Madrid, 24 de febrero. La Asociación para la Renovación Cultural y Pedagógica (ARCYP) y la asociación de padres del colegio Newman organizan un encuentro titulado La belleza de educar se llama a misericordia. Un gran invitado, Franco Nembrini, habla delante de un nutrido grupo de padres y educadores que casi llena el salón de actos del colegio.
Franco comienza su exposición apuntando directamente a lo esencial del tema, dirigiendo una pregunta, ¿qué es la educación? Inmediatamente nos advierte de un peligro que corremos todos al pensar que educar es algo que hacemos nosotros, los adultos, con los chicos porque sabemos en qué se tienen que convertir; y para eso ponemos en acción una serie de medidas que les deben llevar a lo que nosotros hemos decidido que tienen que ser. Esta, afirma Franco sin rodeos, es la fuente de todos los equívocos.
Para profundizar en el tema nos ayuda a preguntarnos si estamos seguros de saber querer bien a nuestros hijos. Todos sabemos que no es una sospecha respecto a nosotros sino la forma de hacernos caer en la cuenta de que a los chicos el mensaje que les llega muchas veces no es “¡te quiero mucho!” sino “yo podría llegar a quererte mucho si tú cambiases”. Claramente no es lo mismo.
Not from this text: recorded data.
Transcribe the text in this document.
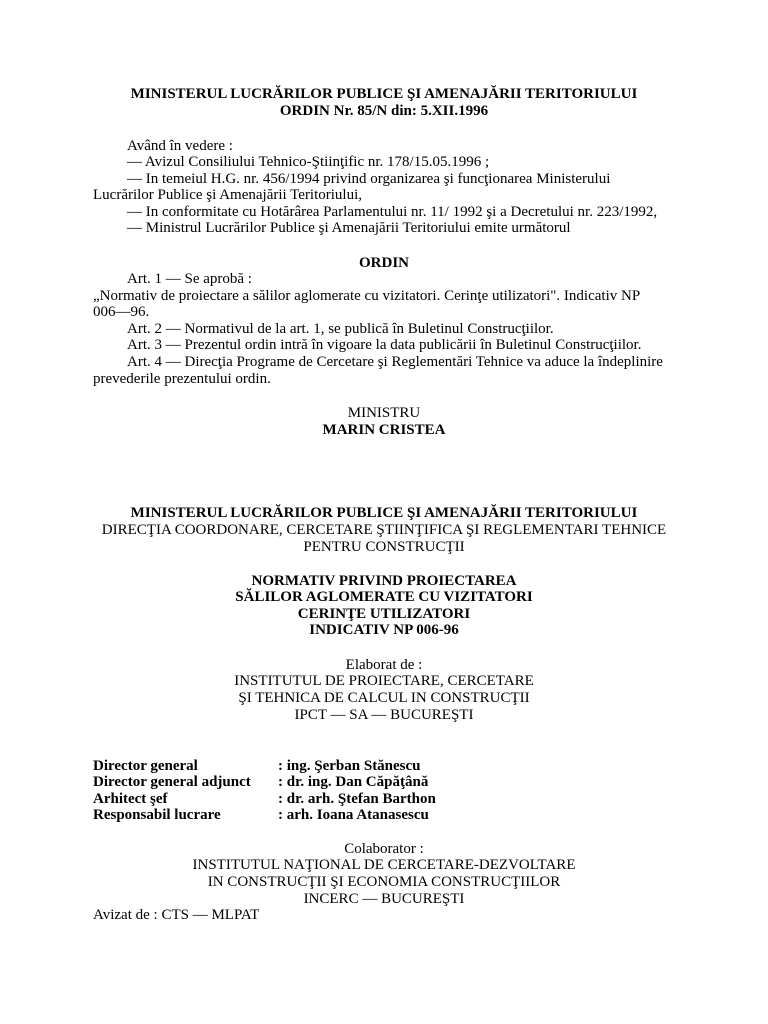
MINISTERUL LUCRĂRILOR PUBLICE ŞI AMENAJĂRII TERITORIULUI
ORDIN Nr. 85/N din: 5.XII.1996
Având în vedere :
— Avizul Consiliului Tehnico-Ştiinţific nr. 178/15.05.1996 ;
— In temeiul H.G. nr. 456/1994 privind organizarea şi funcţionarea Ministerului
Lucrărilor Publice şi Amenajării Teritoriului,
— In conformitate cu Hotărârea Parlamentului nr. 11/ 1992 şi a Decretului nr. 223/1992,
— Ministrul Lucrărilor Publice şi Amenajării Teritoriului emite următorul
ORDIN
Art. 1 — Se aprobă :
„Normativ de proiectare a sălilor aglomerate cu vizitatori. Cerinţe utilizatori". Indicativ NP
006—96.
Art. 2 — Normativul de la art. 1, se publică în Buletinul Construcţiilor.
Art. 3 — Prezentul ordin intră în vigoare la data publicării în Buletinul Construcţiilor.
Art. 4 — Direcţia Programe de Cercetare şi Reglementări Tehnice va aduce la îndeplinire
prevederile prezentului ordin.
MINISTRU
MARIN CRISTEA
MINISTERUL LUCRĂRILOR PUBLICE ŞI AMENAJĂRII TERITORIULUI
DIRECŢIA COORDONARE, CERCETARE ŞTIINŢIFICA ŞI REGLEMENTARI TEHNICE
PENTRU CONSTRUCŢII
NORMATIV PRIVIND PROIECTAREA
SĂLILOR AGLOMERATE CU VIZITATORI
CERINŢE UTILIZATORI
INDICATIV NP 006-96
Elaborat de :
INSTITUTUL DE PROIECTARE, CERCETARE
ŞI TEHNICA DE CALCUL IN CONSTRUCŢII
IPCT — SA — BUCUREŞTI
Director general	: ing. Şerban Stănescu
Director general adjunct : dr. ing. Dan Căpăţână
Arhitect şef	: dr. arh. Ştefan Barthon
Responsabil lucrare	: arh. Ioana Atanasescu
Colaborator :
INSTITUTUL NAŢIONAL DE CERCETARE-DEZVOLTARE
IN CONSTRUCŢII ŞI ECONOMIA CONSTRUCŢIILOR
INCERC — BUCUREŞTI
Avizat de : CTS — MLPAT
Se oyen las risas de un auditorio que sigue con atención las divertidas anécdotas con las que ilustra sus juicios educativos, indicándonos que bastaría profundizar en este punto de partida para que valiera la pena este gesto.
Y nos damos cuenta de que el lema del encuentro se va haciendo cada vez más claro en sus palabras, «la educación es verdadera cuando se vive como afirmación del otro tal y como es; y esto se llama misericordia, que es el perdón que precede a la culpa». Esto supone que el chico haga una experiencia con el adulto en la que es como si este le estuviera diciendo: «yo daría la vida por ti ahora, como eres, como estás, no por tus victorias o tu carácter sino porque existes». Porque fue así como sucedió en el origen de la relación educativa, nació gratuitamente.
Pero esto no dura. Y cuando aparecen los problemas, nosotros pensamos que hemos fallado y sin embargo, Franco nos aclara que es entonces cuando se empieza a educar. Si el educador parte de una relación gratuita, no hay error o fragilidad que le pueda parar porque –insiste– «cuanto más hay que perdonar, más educa». Y a la vez esta posición suya «hacer resurgir al chico de su fragilidad en función de este abrazo».
Las claves educativas a las que nos remite son el sentimiento de misericordia y un gran amor a la libertad.
A estas alturas del encuentro se ven caras ya verdaderamente conmovidas y agradecidas, cuando se formula la segunda pregunta: ¿cómo tener esta mirada sobre las personas que educamos? La respuesta es que nadie da lo que no tiene: «solo se vive así si se hace la experiencia de ser mirado así».
La conciencia de que somos perdonados en cada momento, por tanto, es fundamental; porque si no, en cualquier relación, también en la educativa, «el estupor del inicio se deshace porque se pierde la misericordia, se deja de perdonar».
Sin embargo los chicos necesitan ver adultos conscientes, ciertos de la belleza de la vida, que les permitan incluso la posibilidad de ser frágiles, es decir, irse y poder volver. Si nosotros no les ofrecemos esto buscarán el padre que necesitan en otro sitio o serán –como dice Papa Francisco– una generación de huérfanos.
Sin más tiempo, el encuentro termina con una pregunta de la sala a la que Franco responde diciendo que nos conviene no confundir el querer a los hijos con evitarles la fatiga y el dolor, sin esto último no crecen. Pero en la educación no hay recetas, muchas veces son intentos, muchos de ellos fallidos.
Por lo que hemos visto y oído, cada uno de nosotros puede decir que la belleza con la hemos sido educados se llama misericordia. Esa que le hace decir a William Shakespeare que «la misericordia cae como lluvia suave desde el cielo a la tierra. Es dos veces bendita; bendice al que la da y al que la recibe».